Vor Ort in der Jugendvollzugsanstalt Adelsheim

Andreas Schwarz MdL und Jürgen Filius (3.v.re.) besuchen am 20.9.2018 die Jugendvollzugsanstalt in Adelsheim. Anstaltsleiterin Katja Fritsche (5.v.re.) und Bürgermeister Klaus Gramlich (7.v.re.) // © Markus Kiesel

In Gesprächen mit der Anstalts-, und Verwaltungsleitung sowie mit Bediensteten der Justizvollzugsanstalt (JVA) machten sich die beiden Landespolitiker Andreas Schwarz und Jürgen Filius ein Bild von der alltäglichen Arbeit sowie dem baulichen Zustand der JVA.
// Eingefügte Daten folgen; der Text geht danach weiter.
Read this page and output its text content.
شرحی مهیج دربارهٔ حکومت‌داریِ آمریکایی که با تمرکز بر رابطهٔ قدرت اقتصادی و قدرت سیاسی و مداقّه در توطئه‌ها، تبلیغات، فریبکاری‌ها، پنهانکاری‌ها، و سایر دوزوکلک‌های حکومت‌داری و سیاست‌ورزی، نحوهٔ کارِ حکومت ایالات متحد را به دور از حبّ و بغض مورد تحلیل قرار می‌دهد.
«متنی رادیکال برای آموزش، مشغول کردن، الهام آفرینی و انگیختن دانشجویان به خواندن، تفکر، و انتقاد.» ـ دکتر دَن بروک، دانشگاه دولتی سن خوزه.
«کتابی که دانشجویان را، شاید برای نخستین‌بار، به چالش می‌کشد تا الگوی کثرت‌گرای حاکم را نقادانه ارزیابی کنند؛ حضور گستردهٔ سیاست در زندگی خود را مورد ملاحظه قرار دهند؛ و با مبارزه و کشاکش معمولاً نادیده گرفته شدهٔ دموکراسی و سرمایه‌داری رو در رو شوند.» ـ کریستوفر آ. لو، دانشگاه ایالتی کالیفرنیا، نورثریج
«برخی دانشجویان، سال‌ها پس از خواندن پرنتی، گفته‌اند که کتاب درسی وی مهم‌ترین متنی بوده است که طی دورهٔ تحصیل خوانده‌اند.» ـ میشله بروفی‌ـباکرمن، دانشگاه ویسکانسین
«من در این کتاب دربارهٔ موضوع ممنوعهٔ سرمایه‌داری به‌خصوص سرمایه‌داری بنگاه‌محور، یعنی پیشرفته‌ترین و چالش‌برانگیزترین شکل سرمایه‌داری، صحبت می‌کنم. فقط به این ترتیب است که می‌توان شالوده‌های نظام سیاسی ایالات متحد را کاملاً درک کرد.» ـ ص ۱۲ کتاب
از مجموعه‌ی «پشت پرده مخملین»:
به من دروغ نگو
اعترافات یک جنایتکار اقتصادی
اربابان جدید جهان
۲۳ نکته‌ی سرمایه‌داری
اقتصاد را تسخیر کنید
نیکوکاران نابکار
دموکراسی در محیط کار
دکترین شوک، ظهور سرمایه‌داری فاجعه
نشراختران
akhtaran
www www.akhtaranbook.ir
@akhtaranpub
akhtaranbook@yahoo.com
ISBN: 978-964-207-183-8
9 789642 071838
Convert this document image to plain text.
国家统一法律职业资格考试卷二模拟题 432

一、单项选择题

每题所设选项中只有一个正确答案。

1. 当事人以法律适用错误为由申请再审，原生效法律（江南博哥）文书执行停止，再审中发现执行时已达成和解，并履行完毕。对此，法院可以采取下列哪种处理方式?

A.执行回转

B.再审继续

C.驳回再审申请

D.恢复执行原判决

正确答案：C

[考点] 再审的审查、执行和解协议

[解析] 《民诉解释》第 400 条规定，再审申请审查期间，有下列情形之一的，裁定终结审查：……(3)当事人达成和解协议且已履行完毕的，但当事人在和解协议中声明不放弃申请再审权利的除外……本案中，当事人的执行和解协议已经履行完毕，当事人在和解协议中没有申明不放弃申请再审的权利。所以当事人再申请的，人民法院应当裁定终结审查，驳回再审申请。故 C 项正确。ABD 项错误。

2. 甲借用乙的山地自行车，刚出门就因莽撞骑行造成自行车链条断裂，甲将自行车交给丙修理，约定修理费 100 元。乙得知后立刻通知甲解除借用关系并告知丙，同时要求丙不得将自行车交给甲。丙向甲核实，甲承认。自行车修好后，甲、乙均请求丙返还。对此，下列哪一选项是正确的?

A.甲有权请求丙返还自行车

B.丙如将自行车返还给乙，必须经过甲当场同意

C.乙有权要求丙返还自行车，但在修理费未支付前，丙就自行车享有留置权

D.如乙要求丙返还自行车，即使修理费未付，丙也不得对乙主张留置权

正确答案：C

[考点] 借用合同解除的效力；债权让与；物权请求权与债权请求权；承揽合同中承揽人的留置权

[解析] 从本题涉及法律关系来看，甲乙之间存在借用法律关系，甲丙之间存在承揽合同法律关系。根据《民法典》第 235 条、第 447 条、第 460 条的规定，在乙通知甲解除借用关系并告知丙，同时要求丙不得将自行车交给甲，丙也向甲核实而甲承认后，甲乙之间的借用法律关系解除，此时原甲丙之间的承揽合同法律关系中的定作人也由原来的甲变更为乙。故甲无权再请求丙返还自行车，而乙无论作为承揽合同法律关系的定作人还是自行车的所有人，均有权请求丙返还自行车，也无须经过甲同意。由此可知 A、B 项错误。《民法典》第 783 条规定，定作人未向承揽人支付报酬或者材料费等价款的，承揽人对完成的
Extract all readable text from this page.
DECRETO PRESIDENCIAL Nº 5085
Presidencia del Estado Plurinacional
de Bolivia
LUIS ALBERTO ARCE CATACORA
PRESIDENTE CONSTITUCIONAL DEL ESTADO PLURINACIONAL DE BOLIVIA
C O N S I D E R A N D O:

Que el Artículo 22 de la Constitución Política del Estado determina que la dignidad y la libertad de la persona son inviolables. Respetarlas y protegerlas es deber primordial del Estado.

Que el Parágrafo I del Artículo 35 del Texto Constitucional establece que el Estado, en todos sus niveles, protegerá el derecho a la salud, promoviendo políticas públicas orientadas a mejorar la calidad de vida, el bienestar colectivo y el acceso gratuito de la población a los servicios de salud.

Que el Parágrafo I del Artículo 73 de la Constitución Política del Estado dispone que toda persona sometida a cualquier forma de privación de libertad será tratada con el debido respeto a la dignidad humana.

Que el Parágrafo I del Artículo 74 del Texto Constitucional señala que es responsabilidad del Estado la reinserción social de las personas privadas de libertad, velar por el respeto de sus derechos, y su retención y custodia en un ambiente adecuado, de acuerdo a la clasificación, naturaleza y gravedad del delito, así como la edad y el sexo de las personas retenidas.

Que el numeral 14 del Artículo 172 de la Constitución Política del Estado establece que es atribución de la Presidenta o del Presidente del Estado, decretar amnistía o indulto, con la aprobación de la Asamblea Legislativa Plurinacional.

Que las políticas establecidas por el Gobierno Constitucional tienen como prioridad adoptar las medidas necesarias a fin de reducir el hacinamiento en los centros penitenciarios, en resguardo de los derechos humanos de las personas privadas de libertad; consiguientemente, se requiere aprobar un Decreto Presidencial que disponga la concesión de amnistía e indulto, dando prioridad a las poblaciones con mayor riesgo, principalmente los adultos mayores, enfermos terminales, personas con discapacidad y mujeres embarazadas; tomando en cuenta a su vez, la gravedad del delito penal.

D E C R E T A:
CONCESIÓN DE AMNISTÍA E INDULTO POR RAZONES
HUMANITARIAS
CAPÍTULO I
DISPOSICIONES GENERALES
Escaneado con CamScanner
Entgegen der hinlänglichen Meinung, die Jugendkriminalität steige, wurde in den Gesprächen deutlich, dass die Zahl der Jugendstraftaten sinkt. Klaus Gramlich, der Bürgermeister der Stadt Adelsheim, welcher auch im Anstaltsbeirat vertreten ist, berichtete, wie gut die JVA in der Gesellschaft vor Ort verankert sei und wies auch auf deren wirtschaftliche Bedeutung, als größte Arbeitgeberin in der Region, hin.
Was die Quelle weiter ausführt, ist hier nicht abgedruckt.